Introduction to Radar: Class Photograph 2014

Course Information

Dates: 3-7 February 2014

Course code: EEE5119Z

Venue: Menzies Seminar Room, 6th Floor, Menzies Building (Upper Campus), University of Cape Town

Course Description

The principal aim of this course is to introduce students to the fundamental principles underlying radar systems and to enable them to understand and apply these principles to generic radar systems. The subject is specifically structured around these aims. On successful completion of this course, students will be able to:

  • describe the main principles underlying radar systems.
  • understand the role of each component of a radar system.
  • use the radar equation to describe the performance of radar systems.
  • understand how target and environmental characteristics affect the choice of system design parameters.
  • describe and assess the relative advantages of different types of radars.

 

 

Download
Course
Handout: Intro
to Radar 2014

Course Overview

The course covers the areas listed below:

  • Overview of key principles: Radar components and processing, radar system functions, radar types, radar applications
  • Radar range equation: Point target derivation, system noise, SNR, system losses
  • Radar waveforms and ambiguity function: CW, single pulse, pulse soppler, coherent vs incoherent, range estimation and range ambiguities, ghosts, sensing Doppler frequencies – Doppler ambiguities, pulse compression, FMCW, phase coding, other waveforms, eg. passive radar, noise radar, ambiguity function definition and properties
  • Transmitters: Waveform generation, power conversion, mixers, duplexors, RF devices – magnetrons, and travelling wavetubes, synchronisation and timing issues
  • Antennas and phased arrays: Radiation patterns, beamwidth, sidelobes and gain, antennas, phased arrays
  • Propagation, scattering and clutter: Propagation, attenuation, refraction, diffraction, etc., scattering, radar cross-section, target fluctuation, clutter, surface and volume clutter, ground clutter for airborne radar
  • Radar receivers RF aspects: Preamplifiers, down-conversion, limiters, noise figures
  • Radar signal processing: Matched filters, range processing, Doppler processing, Fourier transforms, conventional phase shift beamforming, STAP
  • Detection and the radar equation: Detection principles, statistical detection theory, pulse envelope detector, radar equation, integration, CFAR
  • FMCW radars: Doppler effect, FMCW/Pulse compression, FMCW, Ambiguities
  • Parameter estimation and tracking radars: Key basics of estimation theory, range accuracy, frequency estimation, direction of arrival, tracking radars – lobing and monopulse
  • Synthetic aperture radar: Cross-range resolution, synthetic aperture and resolution, azimuthal chirps, SAR image formation, MoComp.

Presenter

Prof Douglas A. Gray is the Professor of Electrical Engineering at the Adelaide University and Director of the University of Adelaide Radar Research Centre.

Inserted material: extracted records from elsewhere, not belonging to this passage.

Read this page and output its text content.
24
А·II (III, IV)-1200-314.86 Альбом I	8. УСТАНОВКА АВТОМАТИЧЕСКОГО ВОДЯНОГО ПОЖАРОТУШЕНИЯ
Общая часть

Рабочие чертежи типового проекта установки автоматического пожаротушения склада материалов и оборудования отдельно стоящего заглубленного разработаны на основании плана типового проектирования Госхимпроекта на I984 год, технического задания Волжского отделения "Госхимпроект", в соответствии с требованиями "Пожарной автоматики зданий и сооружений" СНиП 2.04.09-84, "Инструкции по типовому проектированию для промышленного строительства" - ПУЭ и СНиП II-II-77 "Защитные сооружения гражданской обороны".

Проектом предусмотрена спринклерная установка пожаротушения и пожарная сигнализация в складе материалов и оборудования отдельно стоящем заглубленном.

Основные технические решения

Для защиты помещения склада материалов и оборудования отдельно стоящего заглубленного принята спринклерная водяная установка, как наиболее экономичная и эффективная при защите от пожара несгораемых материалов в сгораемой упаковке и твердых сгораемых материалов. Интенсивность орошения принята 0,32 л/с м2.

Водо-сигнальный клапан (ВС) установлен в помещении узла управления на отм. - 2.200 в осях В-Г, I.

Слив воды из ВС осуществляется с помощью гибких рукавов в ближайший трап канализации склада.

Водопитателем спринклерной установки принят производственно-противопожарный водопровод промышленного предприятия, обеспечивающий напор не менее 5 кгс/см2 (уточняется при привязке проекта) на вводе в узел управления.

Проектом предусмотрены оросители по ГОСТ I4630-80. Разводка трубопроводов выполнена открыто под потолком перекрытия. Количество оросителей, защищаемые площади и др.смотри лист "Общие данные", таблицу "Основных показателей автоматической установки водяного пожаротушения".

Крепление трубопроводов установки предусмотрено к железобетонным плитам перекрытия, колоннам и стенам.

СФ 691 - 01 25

He received his Ph. D. from the University of Adelaide, in 1973 and then spent 20 years with the Defence Science and Technology Organisation, applying signal processing to sonar and electronic warfare and leading various research and development programs.

From 1993 to 2006, he was Deputy Director of the Cooperative Research Centre for Sensor Signal and Information Processing and led a number of programs and projects in radar, sonar and GPS.

His current radar research interests are in MIMO radar, radar for monitoring weather and bushfires and synthetic aperture radar for surveillance and environmental monitoring.